Pusat Pengendalian dan Pencegahan Penyakit (CDC) meningkatkan kesadaran tentang virus baru dengan gejala pernapasan seperti flu dan Covid yang menyebabkan sejumlah orang Amerika yang rentan dirawat di rumah sakit pada musim semi ini.

Human metapneumovirus, atau HMPV, menyebabkan gejala yang umum seperti batuk, sakit tenggorokan, pilek, dan demam, tetapi merupakan virus yang berbeda dari flu atau Covid.
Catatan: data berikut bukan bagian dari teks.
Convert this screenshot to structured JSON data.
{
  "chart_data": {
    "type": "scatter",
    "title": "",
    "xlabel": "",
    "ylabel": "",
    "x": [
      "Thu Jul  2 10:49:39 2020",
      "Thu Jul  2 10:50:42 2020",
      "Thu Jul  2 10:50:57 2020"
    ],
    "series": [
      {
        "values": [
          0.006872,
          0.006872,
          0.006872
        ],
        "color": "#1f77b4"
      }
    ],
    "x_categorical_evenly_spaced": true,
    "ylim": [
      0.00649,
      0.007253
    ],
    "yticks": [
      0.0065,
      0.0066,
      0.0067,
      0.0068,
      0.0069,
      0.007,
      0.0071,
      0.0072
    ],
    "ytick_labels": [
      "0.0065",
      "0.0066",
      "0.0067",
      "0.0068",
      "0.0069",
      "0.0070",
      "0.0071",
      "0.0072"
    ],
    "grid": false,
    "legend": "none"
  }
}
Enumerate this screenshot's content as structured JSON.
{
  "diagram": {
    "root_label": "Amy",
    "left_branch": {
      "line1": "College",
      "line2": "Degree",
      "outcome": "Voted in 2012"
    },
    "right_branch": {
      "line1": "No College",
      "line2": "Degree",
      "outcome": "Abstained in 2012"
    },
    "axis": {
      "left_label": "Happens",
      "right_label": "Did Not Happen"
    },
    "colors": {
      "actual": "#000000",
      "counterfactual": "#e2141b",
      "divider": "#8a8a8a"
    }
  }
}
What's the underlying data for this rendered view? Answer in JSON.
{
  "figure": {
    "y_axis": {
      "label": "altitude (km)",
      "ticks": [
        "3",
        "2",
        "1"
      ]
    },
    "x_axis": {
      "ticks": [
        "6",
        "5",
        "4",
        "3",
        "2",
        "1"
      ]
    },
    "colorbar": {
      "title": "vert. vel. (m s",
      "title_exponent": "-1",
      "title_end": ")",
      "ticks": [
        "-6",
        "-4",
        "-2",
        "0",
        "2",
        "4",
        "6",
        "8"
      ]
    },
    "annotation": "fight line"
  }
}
Pada puncaknya pada tahun 2023 pada pertengahan Maret, hampir 11 persen sampel positif terkena virus – angka ini sekitar 36 persen lebih tinggi dari puncak standar yaitu tujuh persen positif.

Lonjakan kasus HMPV pada musim semi ini merupakan tanda yang mengkhawatirkan, karena HMPV dapat menyebabkan komplikasi serius bagi anak-anak, orang lanjut usia, dan orang-orang dengan sistem kekebalan tubuh lemah, serta karena tidak ada vaksinasi untuk mencegah dampak terburuknya.

Meskipun profilnya relatif rendah, HMPV diyakini menjadi penyebab utama kedua infeksi saluran pernapasan pada anak-anak setelah RSV dan tes darah menunjukkan bahwa sebagian besar anak-anak sudah tertular virus tersebut sebelum usia lima tahun. Dr John Williams, seorang dokter anak di Universitas Pittsburgh, memberi tahu CNN bahwa HMPV adalah “virus paling penting yang belum pernah Anda dengar.”

Virus ini pertama kali ditemukan oleh para peneliti di Belanda pada tahun 2001, dan pengujian terhadap virus ini di luar lingkungan klinis masih jarang dilakukan. Orang sering kali tidak tahu bahwa mereka mengidap HMPV atau tahu penyakit apa yang mendasari virus tersebut. Berdasarkan Menurut CDC, masa inkubasi HMPV diyakini antara tiga hingga enam hari dengan rata-rata durasi penyakit serupa dengan virus pernapasan lainnya.

Mengingat kurangnya perlindungan terhadap virus ini, peningkatan kasus mempunyai implikasi serius terhadap kesehatan masyarakat. Kasus yang serius bisa memimpin menjadi bronkitis atau pneumonia. Namun karena HMPV lebih dikenal luas sebagai ancaman tahunan selain virus seperti influenza, RSV, dan Covid, terdapat harapan bahwa produsen obat yang memproduksi vaksin Covid dapat melakukan intervensi.

Menurut CNN yang mengutip situs Clinicaltrials.gov, Moderna baru-baru ini menyelesaikan studi tentang vaksin mRNA terhadap HMPV dan parainfluenza yang dapat berdampak pada bahaya virus tersebut.

Sementara itu, CDC merekomendasikan agar dokter melakukan tes terhadap pasien yang menunjukkan gejala pernafasan untuk HMPV – terutama pada musim puncaknya, musim dingin dan musim semi, dan terutama di daerah beriklim sedang.